Hot on the heels of the news that Aldi supermarkets are selling 3D-printers comes Matel’s unveiling of Thingmaker – a 3D-printer as a toy, or way of making toys, or both really.
Thingmaker is a brightly packaged 3D-printer with some safety-features beyond the norm – retracting print-head and a door that locks while printing is happening. It comes packaged with a version of design software from Autodesk and a concept that revolves around creating toy-parts that click together with ball-and-socket joints to build bigger objects. Altogether it’s a nicely packed 3D-printing toy although there’s absolutely no reason it couldn’t be used well beyond the toy level. Matel are saying it’s suitable for ages 13-up and will be priced at US$300 when released later this year (although they’re taking pre-orders through Amazon now). There doesn’t appear to be a price on the filament which, from the pictures comes in small rolls, and is likely to be where the real cost starts kicking in.
Inevitably the core pitch for Thingmaker is all about creativity. “In today’s digital age, it’s more important than ever for families to transcend the digital world and make their ideas real,” said Aslan Appleman, senior director, at Mattel. “ThingMaker pushes the boundaries of imaginative play, giving families countless ways to customize their toys and let their creativity run wild.”

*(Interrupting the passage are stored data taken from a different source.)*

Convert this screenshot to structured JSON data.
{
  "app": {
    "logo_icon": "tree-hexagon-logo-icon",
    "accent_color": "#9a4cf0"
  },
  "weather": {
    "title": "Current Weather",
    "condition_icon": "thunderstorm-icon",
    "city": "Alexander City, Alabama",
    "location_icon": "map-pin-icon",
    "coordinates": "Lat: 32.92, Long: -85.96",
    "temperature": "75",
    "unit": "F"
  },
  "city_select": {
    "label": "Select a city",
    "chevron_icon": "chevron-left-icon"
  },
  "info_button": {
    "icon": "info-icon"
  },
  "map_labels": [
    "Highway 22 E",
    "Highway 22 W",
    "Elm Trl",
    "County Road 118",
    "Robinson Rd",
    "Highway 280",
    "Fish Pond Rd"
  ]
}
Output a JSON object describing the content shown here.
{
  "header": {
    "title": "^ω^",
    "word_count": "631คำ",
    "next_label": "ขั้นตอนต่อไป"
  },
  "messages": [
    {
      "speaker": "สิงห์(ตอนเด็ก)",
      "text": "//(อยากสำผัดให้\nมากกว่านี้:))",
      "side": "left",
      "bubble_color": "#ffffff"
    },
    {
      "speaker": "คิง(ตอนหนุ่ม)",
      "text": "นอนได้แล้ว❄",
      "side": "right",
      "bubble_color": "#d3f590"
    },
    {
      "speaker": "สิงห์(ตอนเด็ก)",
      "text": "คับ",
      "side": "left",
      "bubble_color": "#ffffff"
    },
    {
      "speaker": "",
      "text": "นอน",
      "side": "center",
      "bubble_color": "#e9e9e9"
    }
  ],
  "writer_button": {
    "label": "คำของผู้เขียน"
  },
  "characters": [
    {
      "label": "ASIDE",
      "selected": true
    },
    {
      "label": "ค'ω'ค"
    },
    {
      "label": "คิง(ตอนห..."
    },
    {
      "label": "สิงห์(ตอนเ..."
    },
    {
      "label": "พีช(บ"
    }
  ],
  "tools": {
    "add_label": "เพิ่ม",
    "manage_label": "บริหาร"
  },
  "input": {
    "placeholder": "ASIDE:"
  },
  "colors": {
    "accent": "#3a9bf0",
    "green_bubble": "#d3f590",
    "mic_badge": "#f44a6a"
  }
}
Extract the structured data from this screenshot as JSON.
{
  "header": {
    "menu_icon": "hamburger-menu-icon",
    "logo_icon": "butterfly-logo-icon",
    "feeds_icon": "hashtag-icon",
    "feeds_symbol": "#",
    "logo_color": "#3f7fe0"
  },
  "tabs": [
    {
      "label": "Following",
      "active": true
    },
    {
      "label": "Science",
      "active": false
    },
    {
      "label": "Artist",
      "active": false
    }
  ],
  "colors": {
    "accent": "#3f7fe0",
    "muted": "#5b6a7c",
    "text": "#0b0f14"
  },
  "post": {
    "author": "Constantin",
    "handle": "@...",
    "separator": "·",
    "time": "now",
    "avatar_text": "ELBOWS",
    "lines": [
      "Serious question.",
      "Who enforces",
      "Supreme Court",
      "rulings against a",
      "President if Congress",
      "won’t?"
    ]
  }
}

It would be fascinating for someone to do a study after this comes out to see how many families actually leave the safe reservation of the provided templates. Just like we now check ourselves in at the airport, and do our own scanning at the supermarket, unless you create new designs the Thingmaker is pretty much a way of having people manufacture their own, ultimately expensive, standard toy parts. The value in 3D-printing is not in the manufacture, it’s in being able to design your own things and have them made real.
It seems likely that Thingmaker will be a big hit next Christmas. But I’ll be surprised if by the middle of next year there aren’t a vast number of the units gathering dust on bedroom shelves or available for very reasonable prices on Ebay.
Regardless of the accuracy of that prediction, there really is no question that when 3D-printers are available in supermarkets and being sold as toys the mystique has worn off. In an incredibly short time 3D-printing has gone from science fiction to everyday fact.